Bericht aus Marienwerder
Der Regierungspräsident in Marienwerder erstattet am 9. Mai 1935 folgenden Lagebericht für März und April 1935:
Die Versammlungstätigkeit der Juden hält sich in dem bisher üblichen Rahmen. (…)
Bei den Meldungen der Zu und Abgänge der Juden im hiesigen Bezirk ist eine auffallende Abwanderung der Juden aus den Landkreisen besonders nach Berlin zu beobachten.

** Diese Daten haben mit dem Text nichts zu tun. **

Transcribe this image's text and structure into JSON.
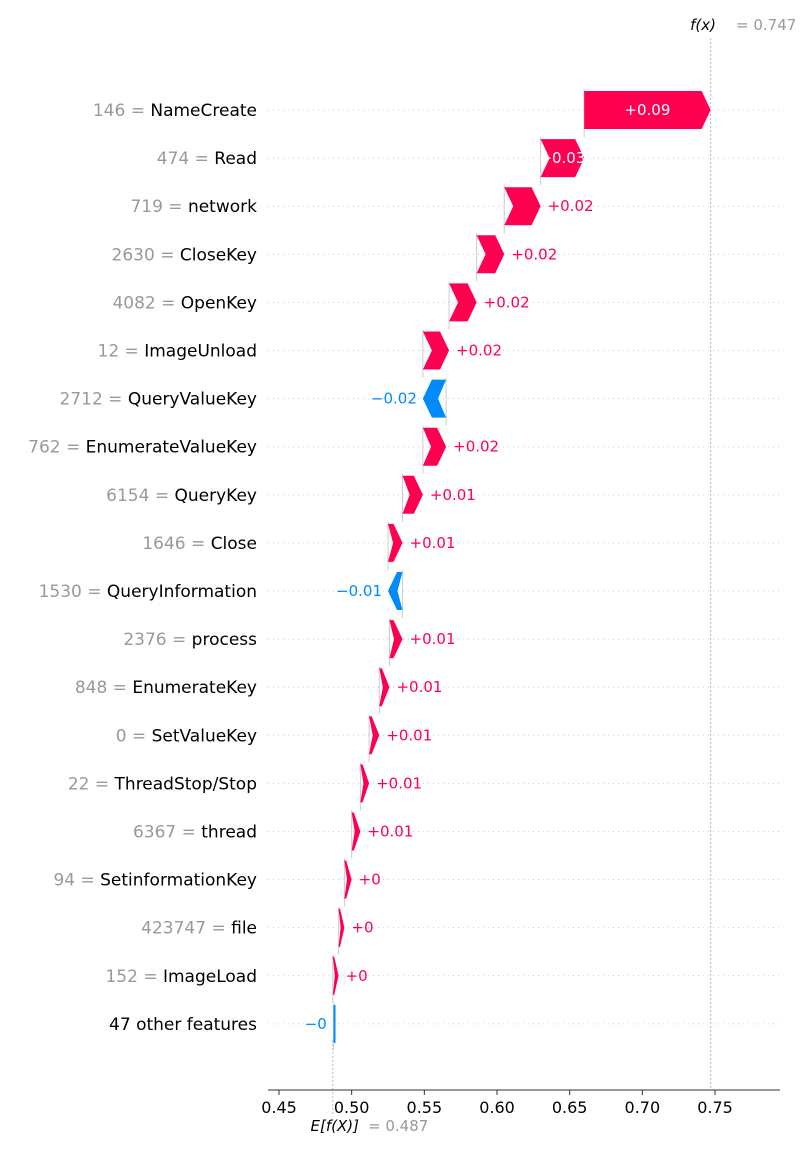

Im übrigen ist zu sagen, daß der Flaggenerlaß , wonach den Juden das Zeigen der Hakenkreuz und schwarz weiss roten Flagge nicht mehr gestattet ist, auf die Juden im Bezirk einen ganz besonderen Eindruck gemacht hat, wodurch ihnen erneut bewiesen wurde, daß sie als nicht zur deutschen Volksgemeinschaft rechnend anzusehen sind.
In Marienburg ist festgestellt worden, daß die jüdischen Geschäfte neuerdings beim Verkauf ihrer Waren eine andere Taktik verfolgen. Die Lieferautos der dortigen größten Firma Conitzer & Söhne halten jetzt nicht mehr an der Haustür des zu beliefernden Kunden, sondern mindestens 3 Häuser vorher. Hierdurch werden andere Volks und Parteigenossen in den Verdacht gebracht, daß sie sich von jüdischen Geschäften beliefern lassen. Auch soll eine Angestellte der vorgenannten Firma in ihrer Privatwohnung eine größere Mustersammlung von Damenwäsche haben. Angeblich sollen viele Beamtenfrauen in dieser Wohnung die Waren besichtigen und dann bei der Angestellten Bestellungen aufgeben.